Under Junker's rule, the Fiesta Bowl required schools to purchase 3,750 room-nights at about $200 a pop. According to the contract, the schools had to pay whether they used them or not.

But what Junker wasn't telling his "friends" was that he'd arranged a side deal with the Scottsdale Convention & Visitors Bureau. In exchange for funneling teams to Scottsdale resorts, the city's tourism arm agreed to kick the Fiesta Bowl $8.2 million over the 20-year pact, according to a contract discovered by The Arizona Republic. The Sugar Bowl also received "voluntary commissions" from New Orleans hotels.

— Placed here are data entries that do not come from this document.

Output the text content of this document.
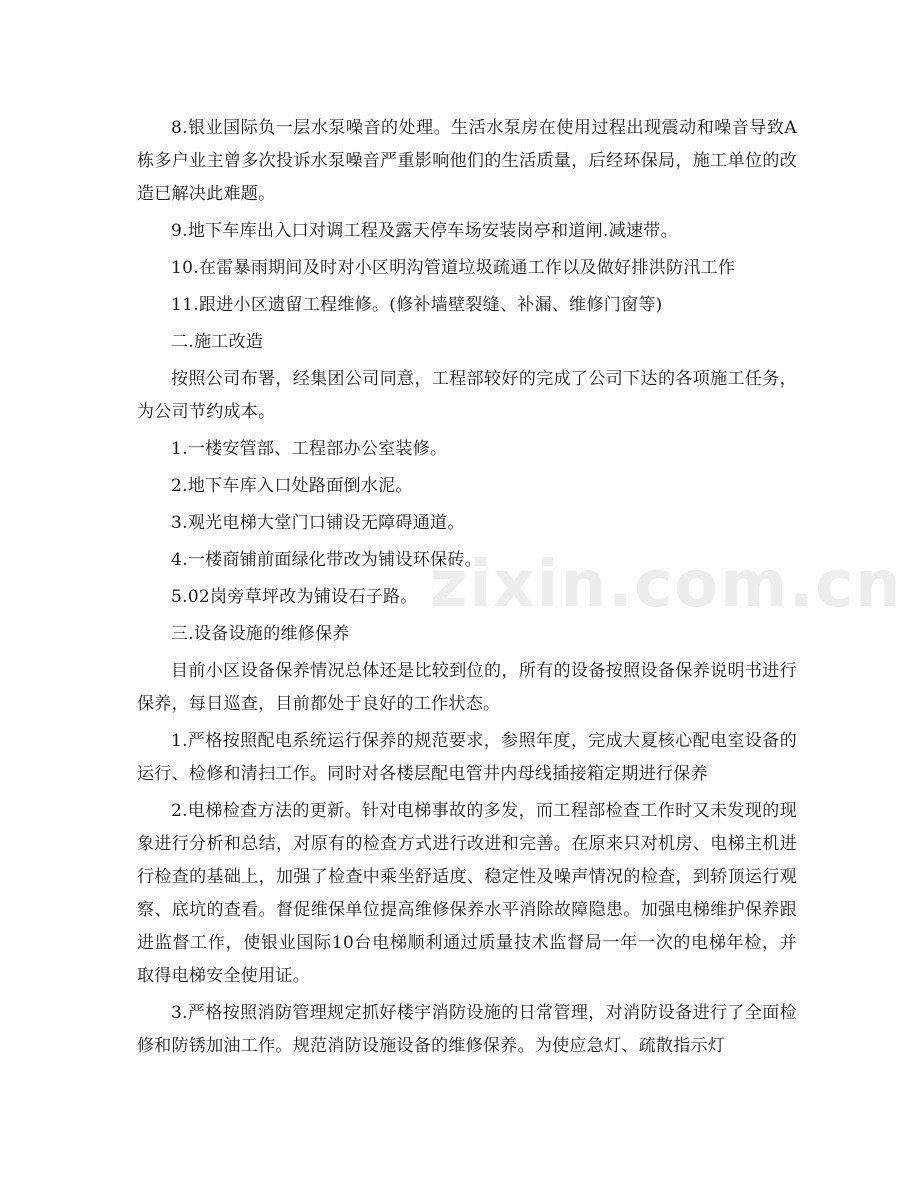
8.银业国际负一层水泵噪音的处理。生活水泵房在使用过程出现震动和噪音导致A栋多户业主曾多次投诉水泵噪音严重影响他们的生活质量，后经环保局，施工单位的改造已解决此难题。

9.地下车库出入口对调工程及露天停车场安装岗亭和道闸.减速带。

10.在雷暴雨期间及时对小区明沟管道垃圾疏通工作以及做好排洪防汛工作

11.跟进小区遗留工程维修。(修补墙壁裂缝、补漏、维修门窗等)

二.施工改造

按照公司布署，经集团公司同意，工程部较好的完成了公司下达的各项施工任务，为公司节约成本。

1.一楼安管部、工程部办公室装修。

2.地下车库入口处路面倒水泥。

3.观光电梯大堂门口铺设无障碍通道。

4.一楼商铺前面绿化带改为铺设环保砖。

5.02岗旁草坪改为铺设石子路。

三.设备设施的维修保养

目前小区设备保养情况总体还是比较到位的，所有的设备按照设备保养说明书进行保养，每日巡查，目前都处于良好的工作状态。

1.严格按照配电系统运行保养的规范要求，参照年度，完成大夏核心配电室设备的运行、检修和清扫工作。同时对各楼层配电管井内母线插接箱定期进行保养

2.电梯检查方法的更新。针对电梯事故的多发，而工程部检查工作时又未发现的现象进行分析和总结，对原有的检查方式进行改进和完善。在原来只对机房、电梯主机进行检查的基础上，加强了检查中乘坐舒适度、稳定性及噪声情况的检查，到轿顶运行观察、底坑的查看。督促维保单位提高维修保养水平消除故障隐患。加强电梯维护保养跟进监督工作，使银业国际10台电梯顺利通过质量技术监督局一年一次的电梯年检，并取得电梯安全使用证。

3.严格按照消防管理规定抓好楼宇消防设施的日常管理，对消防设备进行了全面检修和防锈加油工作。规范消防设施设备的维修保养。为使应急灯、疏散指示灯

zixin.com.cn
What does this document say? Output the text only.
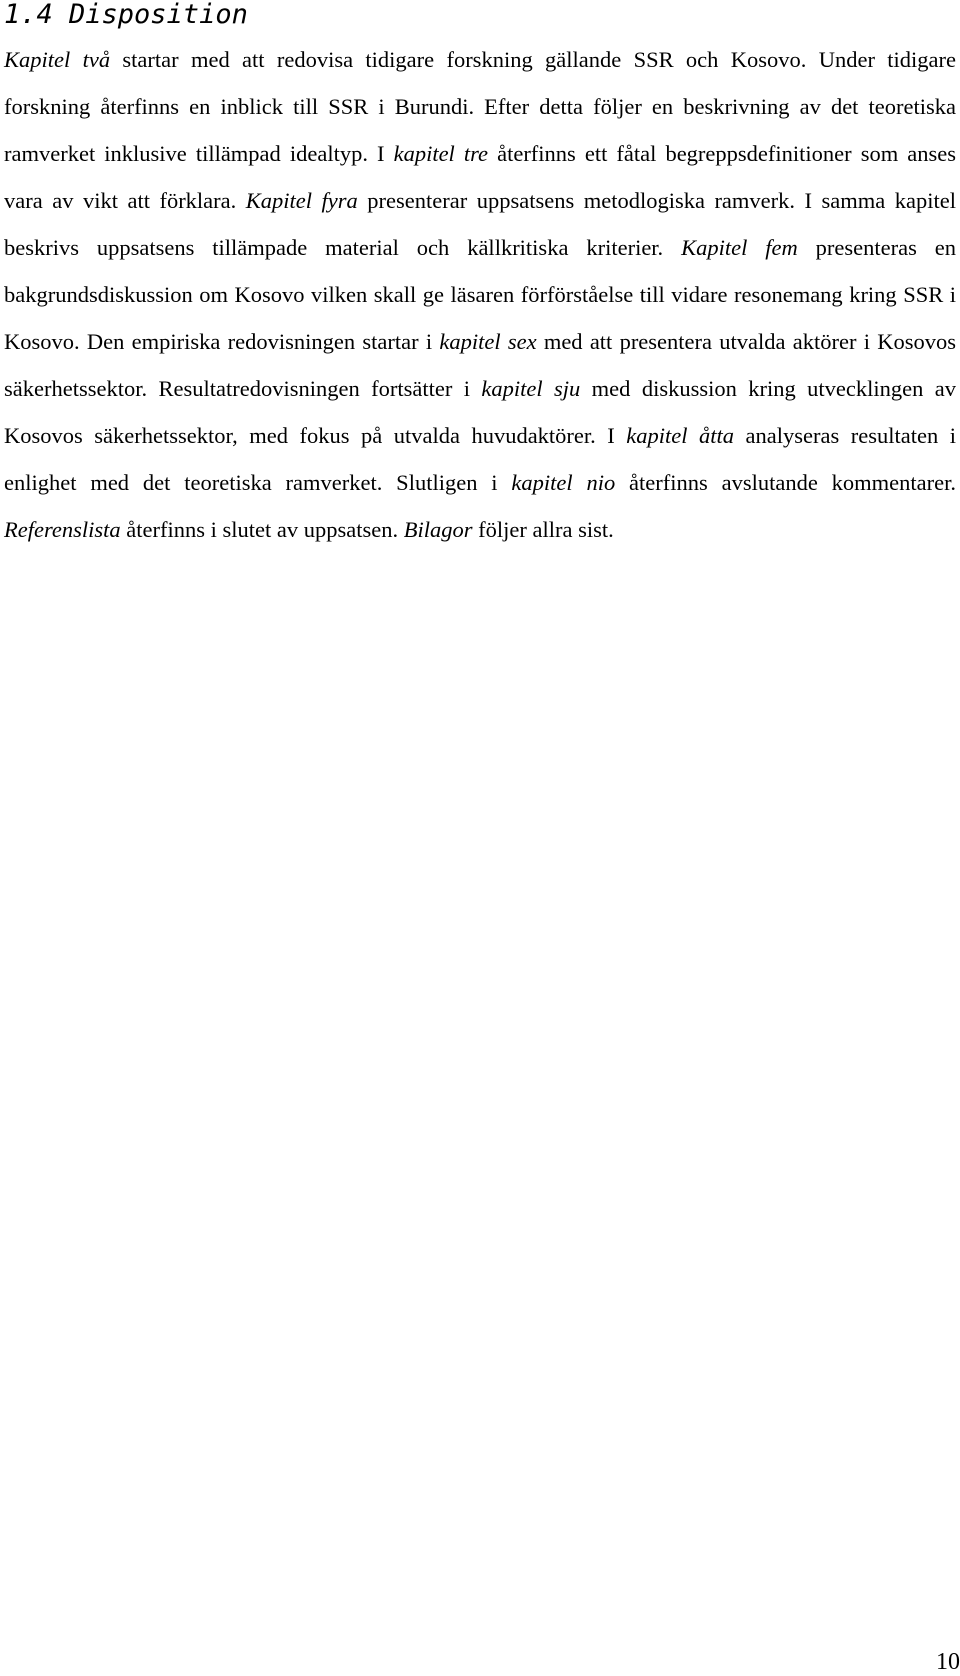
1.4 Disposition

Kapitel två startar med att redovisa tidigare forskning gällande SSR och Kosovo. Under tidigare forskning återfinns en inblick till SSR i Burundi. Efter detta följer en beskrivning av det teoretiska ramverket inklusive tillämpad idealtyp. I kapitel tre återfinns ett fåtal begreppsdefinitioner som anses vara av vikt att förklara. Kapitel fyra presenterar uppsatsens metodlogiska ramverk. I samma kapitel beskrivs uppsatsens tillämpade material och källkritiska kriterier. Kapitel fem presenteras en bakgrundsdiskussion om Kosovo vilken skall ge läsaren förförståelse till vidare resonemang kring SSR i Kosovo. Den empiriska redovisningen startar i kapitel sex med att presentera utvalda aktörer i Kosovos säkerhetssektor. Resultatredovisningen fortsätter i kapitel sju med diskussion kring utvecklingen av Kosovos säkerhetssektor, med fokus på utvalda huvudaktörer. I kapitel åtta analyseras resultaten i enlighet med det teoretiska ramverket. Slutligen i kapitel nio återfinns avslutande kommentarer. Referenslista återfinns i slutet av uppsatsen. Bilagor följer allra sist.

10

Other bowls have been accused of similar arrangements.

 

It's nothing more than a massive "money-laundering" scheme, says Richard Southall, director of the College Sport Research Institute at the University of North Carolina. That's the only way to describe a system where schools send millions to bowls, then bowls use a fraction of that same money to pay teams for playing.

The problem for college football is that too many people are taking notice.

Consider Taylor Morgan. He's a board member of Playoff PAC, a fan group launched to protest the way the BCS picks title contenders. It's a ubiquitous complaint. One Gallup poll showed that 85 percent of fans favor a playoff system, leaving bowls slightly more popular than polio.

But Morgan and his friends soon realized the selection process was a minor travesty. More galling was the way bowls grabbed money from everyone in their path. "These bowls receive millions of dollars in federal and state subsidies," says Morgan. "They don't donate money to their communities. They don't do anything of substance in a charitable sense, other than line the pockets of their friends and executives."

So Playoff PAC posted financial records from bowls and schools for everyone to see. It also began bombing the IRS with complaints that bowls were violating their charitable tax status. Add books like Wetzel's Death to the BCS, a step-by-step account of this wholesale soaking, and bowl execs were suddenly being publicly strafed for their sins. Just a few years ago, these same execs were claiming before Congress that they were legitimate charities. These days, they're being confronted with their own financial reports that say otherwise.

The system's also facing attack on the antitrust front. Only the six biggest conferences—plus the Notre Dame athletic director—have voting rights within the BCS. The BCS picks the teams for the top five bowls. These six leagues also receive the largest revenue cuts, leaving the five remaining Division I FBS conferences at their mercy.

Sports economist Andrew Zimbalist likens it to Major League Baseball allowing the Yankees, Red Sox, and Phillies to decide who makes the playoffs—and guaranteeing themselves the biggest paydays. So he and 21 other economists filed a complaint last spring urging the Justice Department to investigate the BCS for antitrust violations.